Tracing Humanity's Path

I just stumbled across this article that came out a couple of weeks ago, describing a statistical modeling study using genomic evidence that attempts to map how our species spread from Africa to populate the rest of the world. I'm really surprised this hasn't gotten more play in the press.

What I found most interesting (from my parochial point of view) was what it had to say about the peopling of the New World:

"The team also found that North and South America were colonized independently by at least two different waves of migration from different parts of Asia, although both waves appear to have arrived via the Bering Strait. This conclusion contradicts the conventional view, which postulates just one migratory wave out of Asia."

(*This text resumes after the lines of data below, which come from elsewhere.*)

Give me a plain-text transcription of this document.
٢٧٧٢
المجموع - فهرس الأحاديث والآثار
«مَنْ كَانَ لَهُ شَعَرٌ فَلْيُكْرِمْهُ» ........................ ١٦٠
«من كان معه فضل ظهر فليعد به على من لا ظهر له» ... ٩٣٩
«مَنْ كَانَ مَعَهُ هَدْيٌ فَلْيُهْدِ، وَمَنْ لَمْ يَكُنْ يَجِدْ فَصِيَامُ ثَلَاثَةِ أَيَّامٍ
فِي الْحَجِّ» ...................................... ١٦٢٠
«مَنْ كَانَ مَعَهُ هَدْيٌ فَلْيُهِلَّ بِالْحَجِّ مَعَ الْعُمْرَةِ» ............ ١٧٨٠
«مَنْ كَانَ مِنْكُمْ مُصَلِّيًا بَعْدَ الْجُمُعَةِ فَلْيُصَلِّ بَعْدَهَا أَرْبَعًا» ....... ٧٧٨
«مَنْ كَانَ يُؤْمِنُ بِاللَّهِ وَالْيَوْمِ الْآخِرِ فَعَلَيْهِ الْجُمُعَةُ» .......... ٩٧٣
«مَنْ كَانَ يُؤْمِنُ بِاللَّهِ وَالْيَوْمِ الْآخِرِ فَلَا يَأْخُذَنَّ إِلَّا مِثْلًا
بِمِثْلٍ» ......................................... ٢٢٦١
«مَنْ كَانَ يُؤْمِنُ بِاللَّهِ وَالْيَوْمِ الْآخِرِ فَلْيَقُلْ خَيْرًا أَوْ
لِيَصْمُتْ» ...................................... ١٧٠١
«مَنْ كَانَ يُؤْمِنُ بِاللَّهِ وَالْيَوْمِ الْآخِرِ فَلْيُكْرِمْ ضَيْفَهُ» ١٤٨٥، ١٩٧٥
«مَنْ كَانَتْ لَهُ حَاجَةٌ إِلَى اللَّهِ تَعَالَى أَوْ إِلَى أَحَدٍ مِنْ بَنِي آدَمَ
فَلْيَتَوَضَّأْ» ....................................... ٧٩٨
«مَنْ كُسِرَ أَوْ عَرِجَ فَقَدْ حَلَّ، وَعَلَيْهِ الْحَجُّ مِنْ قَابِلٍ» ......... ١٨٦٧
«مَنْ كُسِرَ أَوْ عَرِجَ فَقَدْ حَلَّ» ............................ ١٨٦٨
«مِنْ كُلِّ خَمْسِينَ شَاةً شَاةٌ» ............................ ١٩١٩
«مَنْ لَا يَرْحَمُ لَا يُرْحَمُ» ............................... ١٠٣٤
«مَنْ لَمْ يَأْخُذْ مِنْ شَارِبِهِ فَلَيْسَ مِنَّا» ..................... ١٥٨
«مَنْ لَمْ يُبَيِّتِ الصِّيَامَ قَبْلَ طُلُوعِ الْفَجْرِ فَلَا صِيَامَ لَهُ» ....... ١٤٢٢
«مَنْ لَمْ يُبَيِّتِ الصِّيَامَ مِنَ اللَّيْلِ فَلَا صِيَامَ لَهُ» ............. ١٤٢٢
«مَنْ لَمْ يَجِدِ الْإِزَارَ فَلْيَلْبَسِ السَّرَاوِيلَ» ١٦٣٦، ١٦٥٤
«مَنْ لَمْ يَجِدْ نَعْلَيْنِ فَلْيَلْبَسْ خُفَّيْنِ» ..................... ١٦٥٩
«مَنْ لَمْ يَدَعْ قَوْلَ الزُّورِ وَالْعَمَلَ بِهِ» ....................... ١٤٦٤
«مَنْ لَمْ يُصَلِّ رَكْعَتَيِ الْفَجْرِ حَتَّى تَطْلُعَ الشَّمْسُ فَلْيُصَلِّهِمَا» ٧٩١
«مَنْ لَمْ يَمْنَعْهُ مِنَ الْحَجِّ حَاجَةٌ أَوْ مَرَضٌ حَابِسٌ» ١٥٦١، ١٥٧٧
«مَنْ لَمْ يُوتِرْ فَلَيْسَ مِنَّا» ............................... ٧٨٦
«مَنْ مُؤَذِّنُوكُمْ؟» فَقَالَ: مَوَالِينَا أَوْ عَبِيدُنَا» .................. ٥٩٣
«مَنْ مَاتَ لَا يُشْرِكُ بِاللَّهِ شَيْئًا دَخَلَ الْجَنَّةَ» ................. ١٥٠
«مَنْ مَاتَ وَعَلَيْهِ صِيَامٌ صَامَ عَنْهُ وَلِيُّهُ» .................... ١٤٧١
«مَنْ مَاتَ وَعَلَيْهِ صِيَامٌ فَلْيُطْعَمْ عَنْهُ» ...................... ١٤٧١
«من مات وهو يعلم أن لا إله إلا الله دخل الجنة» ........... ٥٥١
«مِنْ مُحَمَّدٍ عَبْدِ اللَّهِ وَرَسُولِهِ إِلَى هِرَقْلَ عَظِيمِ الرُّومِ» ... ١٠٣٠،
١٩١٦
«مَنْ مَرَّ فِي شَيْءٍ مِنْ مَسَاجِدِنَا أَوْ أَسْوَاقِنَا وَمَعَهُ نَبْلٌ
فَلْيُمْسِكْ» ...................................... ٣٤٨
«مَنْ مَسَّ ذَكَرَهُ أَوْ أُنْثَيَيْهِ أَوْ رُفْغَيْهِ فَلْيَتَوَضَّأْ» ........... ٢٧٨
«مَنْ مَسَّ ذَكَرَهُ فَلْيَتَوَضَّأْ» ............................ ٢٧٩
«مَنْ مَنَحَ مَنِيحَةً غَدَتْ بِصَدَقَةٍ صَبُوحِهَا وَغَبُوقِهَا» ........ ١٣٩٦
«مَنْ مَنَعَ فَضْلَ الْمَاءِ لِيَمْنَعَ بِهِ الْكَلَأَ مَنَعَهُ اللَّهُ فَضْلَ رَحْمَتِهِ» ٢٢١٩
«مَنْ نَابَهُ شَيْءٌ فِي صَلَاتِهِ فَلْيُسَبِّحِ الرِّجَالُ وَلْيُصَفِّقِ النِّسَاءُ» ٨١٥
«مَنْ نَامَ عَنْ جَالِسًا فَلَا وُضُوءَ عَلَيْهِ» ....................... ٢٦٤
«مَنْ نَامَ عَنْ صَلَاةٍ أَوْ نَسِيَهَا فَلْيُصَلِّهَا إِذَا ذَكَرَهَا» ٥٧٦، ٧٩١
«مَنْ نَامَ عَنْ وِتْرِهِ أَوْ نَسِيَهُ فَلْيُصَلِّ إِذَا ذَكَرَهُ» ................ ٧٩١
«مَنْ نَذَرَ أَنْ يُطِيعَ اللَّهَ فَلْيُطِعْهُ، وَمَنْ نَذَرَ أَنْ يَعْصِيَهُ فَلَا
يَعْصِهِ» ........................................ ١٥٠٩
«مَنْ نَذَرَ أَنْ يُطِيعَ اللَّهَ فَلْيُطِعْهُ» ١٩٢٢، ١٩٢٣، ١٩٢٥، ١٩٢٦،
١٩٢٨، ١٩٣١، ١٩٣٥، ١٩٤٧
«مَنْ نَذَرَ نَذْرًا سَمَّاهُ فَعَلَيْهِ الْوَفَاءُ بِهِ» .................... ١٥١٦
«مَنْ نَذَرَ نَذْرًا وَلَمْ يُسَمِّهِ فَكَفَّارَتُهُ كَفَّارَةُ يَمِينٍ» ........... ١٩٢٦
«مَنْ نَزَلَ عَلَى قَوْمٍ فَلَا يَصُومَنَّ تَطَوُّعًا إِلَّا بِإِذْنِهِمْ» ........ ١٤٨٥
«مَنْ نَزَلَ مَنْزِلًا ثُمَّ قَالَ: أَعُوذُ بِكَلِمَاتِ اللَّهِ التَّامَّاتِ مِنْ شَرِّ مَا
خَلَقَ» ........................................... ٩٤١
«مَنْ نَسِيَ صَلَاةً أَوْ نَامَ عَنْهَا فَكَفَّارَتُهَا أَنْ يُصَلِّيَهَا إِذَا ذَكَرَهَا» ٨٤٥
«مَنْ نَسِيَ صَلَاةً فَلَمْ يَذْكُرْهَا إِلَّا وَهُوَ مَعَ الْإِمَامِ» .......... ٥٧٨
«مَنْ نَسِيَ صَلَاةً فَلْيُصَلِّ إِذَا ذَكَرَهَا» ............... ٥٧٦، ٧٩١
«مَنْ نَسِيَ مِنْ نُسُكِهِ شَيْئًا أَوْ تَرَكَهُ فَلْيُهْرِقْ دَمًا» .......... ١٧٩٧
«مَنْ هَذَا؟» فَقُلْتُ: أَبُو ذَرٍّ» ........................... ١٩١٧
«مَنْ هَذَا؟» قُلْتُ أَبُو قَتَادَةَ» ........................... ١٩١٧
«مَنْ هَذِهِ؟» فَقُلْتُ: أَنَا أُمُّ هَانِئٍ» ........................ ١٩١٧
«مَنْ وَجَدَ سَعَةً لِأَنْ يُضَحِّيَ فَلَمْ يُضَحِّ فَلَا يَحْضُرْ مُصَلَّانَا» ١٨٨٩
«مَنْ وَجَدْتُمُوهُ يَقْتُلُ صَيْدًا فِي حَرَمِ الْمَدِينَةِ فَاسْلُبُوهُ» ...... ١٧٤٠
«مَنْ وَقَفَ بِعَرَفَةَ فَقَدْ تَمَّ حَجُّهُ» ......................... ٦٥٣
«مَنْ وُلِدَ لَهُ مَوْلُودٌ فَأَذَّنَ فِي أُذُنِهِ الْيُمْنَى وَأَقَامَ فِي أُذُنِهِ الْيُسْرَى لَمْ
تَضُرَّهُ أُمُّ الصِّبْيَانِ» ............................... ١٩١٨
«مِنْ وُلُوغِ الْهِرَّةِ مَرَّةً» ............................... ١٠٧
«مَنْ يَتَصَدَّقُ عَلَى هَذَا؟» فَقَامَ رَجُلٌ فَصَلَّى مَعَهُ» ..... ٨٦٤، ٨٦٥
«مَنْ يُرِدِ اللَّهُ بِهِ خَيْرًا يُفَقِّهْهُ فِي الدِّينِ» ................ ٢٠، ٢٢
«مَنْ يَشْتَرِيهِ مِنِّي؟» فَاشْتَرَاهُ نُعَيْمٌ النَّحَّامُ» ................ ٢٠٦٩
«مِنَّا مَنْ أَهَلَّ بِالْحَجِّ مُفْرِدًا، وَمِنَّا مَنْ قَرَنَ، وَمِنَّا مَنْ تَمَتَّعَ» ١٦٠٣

These results, if true, add more fuel to the ferment that Paleoindian studies is in and could conceivably support the coastal migration hypothesis we have discussed often here. I'll just restate the opinion I expressed in a post last fall:

"I believe it is starting to appear that the paradigm we have been using for he last 50 years or so, of a single overland migration across Beringia about 14,000 BP, is impossibly simplistic. I think future research will likely show that (as Valerius Geist believes) there were many attempts to colonize the Americas from Asia over a long period of time, both overland and down the coast in boats. We aren't recognizing or haven't found the inland sites and sites along the coast have been drowned by the Holocene rise in sea level.

There is all sorts of evidence that currently doesn't fit together very well. Mitochondrial DNA evidence from Native Americans seems to indicate a single migration of a small number of individuals. But the morphology of the earliest Paleoindian skeletons we have is distinctly different from modern Native Americans. A recent review of all the radiocarbon dates from all the Paleoindian sites in Alaska shows that the oldest sites there are younger than the oldest good dates from further south in North America. That doesn't seem to fit with a Beringian migration. Time and more research will tell. I think we'll see that Clovis was the latest and most successful colonizing attempt."


Chas S. Clifton said...

And don't you just love the fact that testing coprolites -- like these that are pre-Clovis -- appears to get around the tribes' NAGPA objections?

Reid Farmer said...

Exactly right, Chas! I hadn't thought of it that way.

Shame we can't find more coprolites.

Of course grave goods are covered under NAGPRA. I'm sure they could find a lawyer who could argue coprolites should too.

Mike Spies said...

FED: Say, is that a turd in your pocket?

ANTHROPOLOGIST: Ah, yes, but a fossilized turd.